A Debt Consolidation can allow you to consolidate various high-interest rate unsecured debt into one monthly bill, the payment on this one bill can be significantly lower than the total of the payments previously made on all the individual loans.
This leaves you with much more money in your pocket at the end of each month. This money can either be put towards further decreasing your debt by making extra payments or can help you pay cash for items that you would have paid for with credit in the past. It is important to note that you do not have to own property to take advantage of these low interest programs.
Debt Consolidationis the process refinancing a number of existing loans as well as debts such as credit cards, store cards and unsecured personal loans into a single loan. The new loan amount will represent the total of all the smaller loans and account balances.
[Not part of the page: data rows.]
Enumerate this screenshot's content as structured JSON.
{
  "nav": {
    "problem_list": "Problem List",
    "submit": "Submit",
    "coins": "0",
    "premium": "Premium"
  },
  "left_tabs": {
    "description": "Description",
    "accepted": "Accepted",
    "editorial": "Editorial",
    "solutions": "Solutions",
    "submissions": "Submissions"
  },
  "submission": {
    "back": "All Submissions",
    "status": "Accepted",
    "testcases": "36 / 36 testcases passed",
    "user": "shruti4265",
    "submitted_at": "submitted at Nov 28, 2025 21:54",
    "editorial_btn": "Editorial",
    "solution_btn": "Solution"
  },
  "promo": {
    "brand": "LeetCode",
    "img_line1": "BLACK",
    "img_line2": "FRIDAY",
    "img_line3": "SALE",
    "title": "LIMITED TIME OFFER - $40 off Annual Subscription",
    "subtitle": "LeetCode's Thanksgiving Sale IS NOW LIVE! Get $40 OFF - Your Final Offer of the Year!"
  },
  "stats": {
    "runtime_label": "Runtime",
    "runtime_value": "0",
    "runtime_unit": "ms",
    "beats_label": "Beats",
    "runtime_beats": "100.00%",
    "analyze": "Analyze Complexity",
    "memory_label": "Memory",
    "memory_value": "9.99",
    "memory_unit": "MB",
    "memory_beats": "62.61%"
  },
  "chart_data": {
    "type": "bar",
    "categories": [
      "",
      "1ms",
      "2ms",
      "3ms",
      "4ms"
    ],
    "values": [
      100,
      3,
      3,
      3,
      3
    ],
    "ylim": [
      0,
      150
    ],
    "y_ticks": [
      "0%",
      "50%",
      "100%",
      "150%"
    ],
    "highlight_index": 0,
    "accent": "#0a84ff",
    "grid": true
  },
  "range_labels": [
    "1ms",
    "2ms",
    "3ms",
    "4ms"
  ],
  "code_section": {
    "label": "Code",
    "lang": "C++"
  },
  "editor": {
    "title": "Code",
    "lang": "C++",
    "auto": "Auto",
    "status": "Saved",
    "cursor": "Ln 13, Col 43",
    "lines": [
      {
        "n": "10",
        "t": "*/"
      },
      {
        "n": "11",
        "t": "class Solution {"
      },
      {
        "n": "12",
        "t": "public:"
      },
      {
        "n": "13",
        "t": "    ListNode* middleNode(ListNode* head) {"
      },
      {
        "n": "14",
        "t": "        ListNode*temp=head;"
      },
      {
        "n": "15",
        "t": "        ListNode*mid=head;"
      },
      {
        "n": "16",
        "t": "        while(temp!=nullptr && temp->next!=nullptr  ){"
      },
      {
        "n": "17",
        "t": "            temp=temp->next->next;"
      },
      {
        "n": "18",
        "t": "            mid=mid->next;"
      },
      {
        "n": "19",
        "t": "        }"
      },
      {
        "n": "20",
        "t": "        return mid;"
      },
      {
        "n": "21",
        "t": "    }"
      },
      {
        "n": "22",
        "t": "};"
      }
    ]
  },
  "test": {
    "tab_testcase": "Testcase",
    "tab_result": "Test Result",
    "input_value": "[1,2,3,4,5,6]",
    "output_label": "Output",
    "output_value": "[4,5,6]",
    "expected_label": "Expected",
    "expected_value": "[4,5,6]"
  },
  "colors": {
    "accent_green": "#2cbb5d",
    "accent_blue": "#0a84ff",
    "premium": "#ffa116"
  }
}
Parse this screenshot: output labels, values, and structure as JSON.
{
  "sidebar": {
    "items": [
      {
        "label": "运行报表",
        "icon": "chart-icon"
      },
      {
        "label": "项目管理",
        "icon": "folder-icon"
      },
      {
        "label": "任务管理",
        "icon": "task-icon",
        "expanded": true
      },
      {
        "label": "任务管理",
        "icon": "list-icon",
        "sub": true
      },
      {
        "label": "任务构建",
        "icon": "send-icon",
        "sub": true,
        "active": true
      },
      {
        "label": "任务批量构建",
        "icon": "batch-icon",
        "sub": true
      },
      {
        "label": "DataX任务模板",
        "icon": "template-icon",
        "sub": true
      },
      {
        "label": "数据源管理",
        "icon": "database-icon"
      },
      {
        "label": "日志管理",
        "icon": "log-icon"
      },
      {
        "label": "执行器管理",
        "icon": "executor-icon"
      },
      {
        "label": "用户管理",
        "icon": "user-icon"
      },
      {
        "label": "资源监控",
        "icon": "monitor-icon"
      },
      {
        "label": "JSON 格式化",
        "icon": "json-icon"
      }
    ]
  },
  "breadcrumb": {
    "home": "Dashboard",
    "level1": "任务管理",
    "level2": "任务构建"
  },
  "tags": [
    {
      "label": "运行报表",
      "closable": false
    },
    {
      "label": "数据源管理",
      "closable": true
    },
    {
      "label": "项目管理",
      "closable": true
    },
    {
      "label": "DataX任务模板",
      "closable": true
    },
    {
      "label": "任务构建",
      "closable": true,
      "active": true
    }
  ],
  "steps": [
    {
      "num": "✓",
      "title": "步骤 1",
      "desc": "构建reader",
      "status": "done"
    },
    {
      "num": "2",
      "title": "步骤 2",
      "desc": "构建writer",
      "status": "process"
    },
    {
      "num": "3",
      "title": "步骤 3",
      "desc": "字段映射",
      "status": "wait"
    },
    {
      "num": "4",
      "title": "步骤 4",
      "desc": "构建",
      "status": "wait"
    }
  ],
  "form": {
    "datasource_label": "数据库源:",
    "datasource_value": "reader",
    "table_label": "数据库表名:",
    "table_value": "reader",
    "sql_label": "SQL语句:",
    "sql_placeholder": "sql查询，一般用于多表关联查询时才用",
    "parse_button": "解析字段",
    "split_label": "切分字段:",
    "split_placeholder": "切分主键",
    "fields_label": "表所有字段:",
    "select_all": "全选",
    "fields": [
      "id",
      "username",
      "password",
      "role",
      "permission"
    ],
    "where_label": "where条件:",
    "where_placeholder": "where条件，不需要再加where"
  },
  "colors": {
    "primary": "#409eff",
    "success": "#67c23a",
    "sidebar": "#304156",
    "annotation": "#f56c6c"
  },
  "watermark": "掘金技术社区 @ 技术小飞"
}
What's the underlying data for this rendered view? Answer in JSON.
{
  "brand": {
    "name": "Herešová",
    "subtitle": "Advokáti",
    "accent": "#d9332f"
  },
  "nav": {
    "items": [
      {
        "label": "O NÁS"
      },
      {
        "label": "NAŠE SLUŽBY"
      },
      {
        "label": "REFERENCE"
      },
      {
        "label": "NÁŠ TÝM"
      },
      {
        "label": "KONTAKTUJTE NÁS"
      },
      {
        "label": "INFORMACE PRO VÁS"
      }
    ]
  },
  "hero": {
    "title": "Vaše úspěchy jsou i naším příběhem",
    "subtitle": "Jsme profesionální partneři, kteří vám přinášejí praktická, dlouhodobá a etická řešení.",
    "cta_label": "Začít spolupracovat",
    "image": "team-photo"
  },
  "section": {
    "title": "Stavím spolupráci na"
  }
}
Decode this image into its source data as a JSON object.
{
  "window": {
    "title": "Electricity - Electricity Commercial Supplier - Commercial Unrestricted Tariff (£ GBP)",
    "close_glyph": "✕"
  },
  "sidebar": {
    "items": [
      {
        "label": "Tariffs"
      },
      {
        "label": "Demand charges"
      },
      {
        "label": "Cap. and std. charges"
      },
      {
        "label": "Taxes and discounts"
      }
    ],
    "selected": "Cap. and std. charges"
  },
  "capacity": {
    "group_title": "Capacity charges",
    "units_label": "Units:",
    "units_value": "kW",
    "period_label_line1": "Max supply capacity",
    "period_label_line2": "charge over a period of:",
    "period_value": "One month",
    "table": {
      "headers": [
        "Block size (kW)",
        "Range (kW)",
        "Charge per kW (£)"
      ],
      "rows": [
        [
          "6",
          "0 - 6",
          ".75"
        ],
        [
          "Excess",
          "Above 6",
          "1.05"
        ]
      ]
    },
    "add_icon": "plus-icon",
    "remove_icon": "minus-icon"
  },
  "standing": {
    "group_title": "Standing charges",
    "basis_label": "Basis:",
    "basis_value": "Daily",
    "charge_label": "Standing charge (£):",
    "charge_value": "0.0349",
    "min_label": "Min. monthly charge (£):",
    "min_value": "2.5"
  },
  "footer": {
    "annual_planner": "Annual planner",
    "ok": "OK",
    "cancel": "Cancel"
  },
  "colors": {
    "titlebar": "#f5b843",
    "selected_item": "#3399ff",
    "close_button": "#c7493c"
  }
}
Debt Consolidation is generally a good idea even though on face value there may be no reason for this.
By consolidating all your unsecured debts into one larger debt you can usually negotiate a lower interest rate for that single outstanding debt and so therefore reduce your monthly repayment. If you are a property owner with equity in your home – debt consolidation is even more financially advantageous. By consolidating all your unsecured debts into your mortgage you are able to pay home loan interest rate on your personal loans and credit card debt – it can not get any better.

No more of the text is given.